OFFICE DE TOURISME**

66230 PRATS DE MOLLO - LA PRESTE

 

DUNYACH Joseph

Président du club de randonnée FFRP " Delit Tenim "

Membre du Comité directeur départemental des PO

Responsable des Sentiers

Tel : 04.68.39.77.18

 

A Monsieur JULLIEN Gilbert

 

Monsieur,

 

Je viens de prendre connaissance de votre courrier du 25 Août au sujet des problèmes que vous avez rencontré sur le Tour du Vallespir. Ce courrier m'avait été communiqué par le Président départemental lors de la réunion du Comité Directeur du 31 août à Perpignan et je le classe parmi ceux qui font plaisir à lire car ils démontrent la qualité des randonneurs de la FFRP et leur soucis de parfaire notre terrain de jeu naturel.

Vous avez très bien exposé tous vos problèmes et je me sens un peu responsable de ce qui vous est arrivé car j'avais apposé un panneau de fermeture de sentiers à l'entrée du sentier au départ de Prats et je n'avais pas pensé aux randonneurs arrivant dans l'autre sens ce que je vais m'empresser de corriger en attendant l'ouverture que nous espérons prochaine de ce beau sentier sur le secteur du Miracle après le désastre de la tempête Klauss qui nous a donné bien des soucis.

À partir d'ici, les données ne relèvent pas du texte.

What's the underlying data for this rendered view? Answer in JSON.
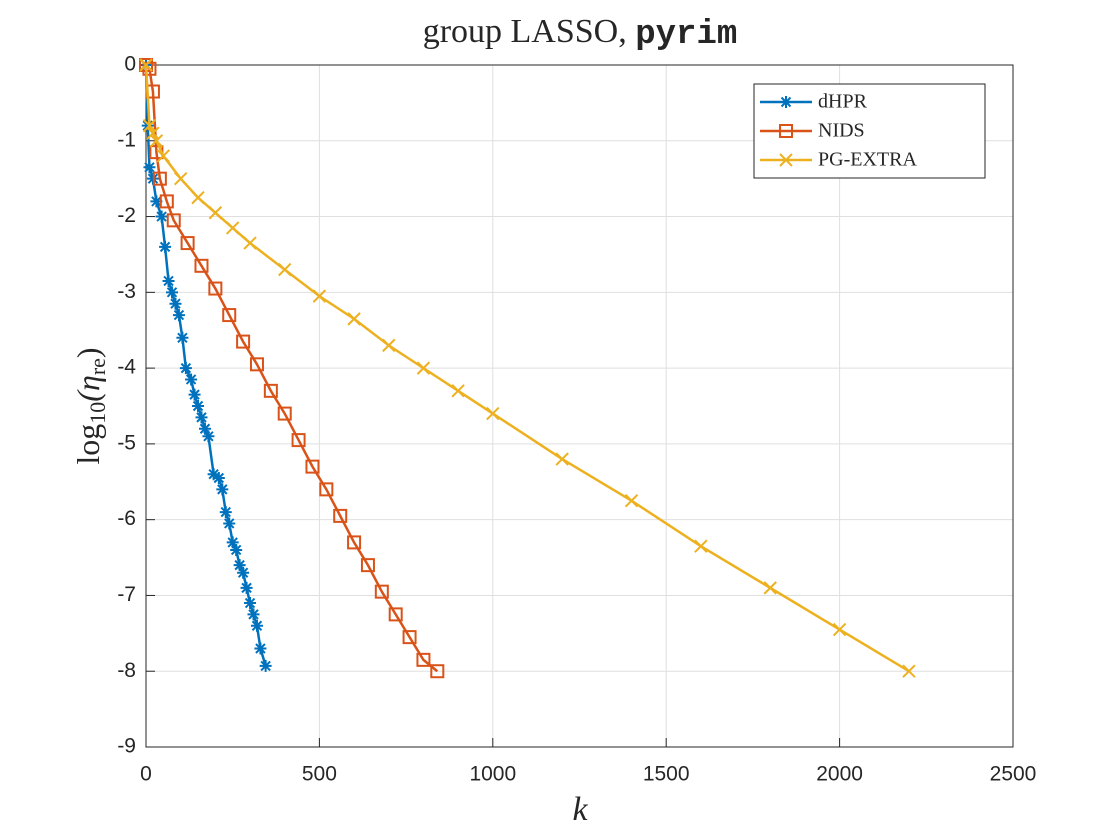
{
  "chart_data": {
    "type": "line",
    "title": {
      "text": "group LASSO,",
      "code": "pyrim"
    },
    "xlabel": "k",
    "ylabel": [
      "log",
      "10",
      "(η",
      "re",
      ")"
    ],
    "xlim": [
      0,
      2500
    ],
    "xticks": [
      0,
      500,
      1000,
      1500,
      2000,
      2500
    ],
    "ylim": [
      -9,
      0
    ],
    "yticks": [
      -9,
      -8,
      -7,
      -6,
      -5,
      -4,
      -3,
      -2,
      -1,
      0
    ],
    "grid": true,
    "legend": "upper right",
    "series": [
      {
        "name": "dHPR",
        "color": "#0072BD",
        "marker": "asterisk",
        "x": [
          0,
          5,
          10,
          20,
          30,
          45,
          55,
          65,
          75,
          85,
          95,
          105,
          115,
          130,
          140,
          150,
          160,
          170,
          180,
          195,
          210,
          220,
          230,
          240,
          250,
          260,
          270,
          280,
          290,
          300,
          310,
          320,
          330,
          345
        ],
        "values": [
          0,
          -0.8,
          -1.35,
          -1.5,
          -1.8,
          -2.0,
          -2.4,
          -2.85,
          -3.0,
          -3.15,
          -3.3,
          -3.6,
          -4.0,
          -4.15,
          -4.35,
          -4.5,
          -4.65,
          -4.8,
          -4.9,
          -5.4,
          -5.45,
          -5.6,
          -5.9,
          -6.05,
          -6.3,
          -6.4,
          -6.6,
          -6.7,
          -6.9,
          -7.1,
          -7.25,
          -7.4,
          -7.7,
          -7.93
        ]
      },
      {
        "name": "NIDS",
        "color": "#D95319",
        "marker": "square",
        "x": [
          0,
          10,
          20,
          30,
          40,
          60,
          80,
          120,
          160,
          200,
          240,
          280,
          320,
          360,
          400,
          440,
          480,
          520,
          560,
          600,
          640,
          680,
          720,
          760,
          800,
          840
        ],
        "values": [
          0,
          -0.05,
          -0.35,
          -1.15,
          -1.5,
          -1.8,
          -2.05,
          -2.35,
          -2.65,
          -2.95,
          -3.3,
          -3.65,
          -3.95,
          -4.3,
          -4.6,
          -4.95,
          -5.3,
          -5.6,
          -5.95,
          -6.3,
          -6.6,
          -6.95,
          -7.25,
          -7.55,
          -7.85,
          -8.0
        ]
      },
      {
        "name": "PG-EXTRA",
        "color": "#EDB120",
        "marker": "x",
        "x": [
          0,
          10,
          20,
          30,
          50,
          100,
          150,
          200,
          250,
          300,
          400,
          500,
          600,
          700,
          800,
          900,
          1000,
          1200,
          1400,
          1600,
          1800,
          2000,
          2200
        ],
        "values": [
          0,
          -0.8,
          -0.9,
          -1.0,
          -1.2,
          -1.5,
          -1.75,
          -1.95,
          -2.15,
          -2.35,
          -2.7,
          -3.05,
          -3.35,
          -3.7,
          -4.0,
          -4.3,
          -4.6,
          -5.2,
          -5.75,
          -6.35,
          -6.9,
          -7.45,
          -8.0
        ]
      }
    ]
  }
}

Je profite de ce courrier pour vous informer que le Tour du Vallespir va être complètement finalisé car il fait partie du grand projet du Conseil Général à travers son entité " Canigou Grand Site ".

Si vous souhaitez recevoir les documents sur cet itinéraire vous pouvez nous communiquer vos coordonnées postales.

Pour ce qui est du secteur de la Tour du Mir, la situation est tout à fait normale.

J'ose espérer que ce courrier vous soulagera un peu de la galère que vous avez connu et je vous prie de m'en excuser encore une fois.

Je joins une copie de ce courrier au Président du Comité Départemental qui m'avait demandé de vous répondre en tant que responsable du secteur ainsi qu'à Monsieur le Maire de Prats de Mollo La Preste.

 

Recevez Monsieur mes sincères salutations et peut être au plaisir de se connaître un jour à Prats ou sur l'un de nos sentiers du Haut-Vallespir.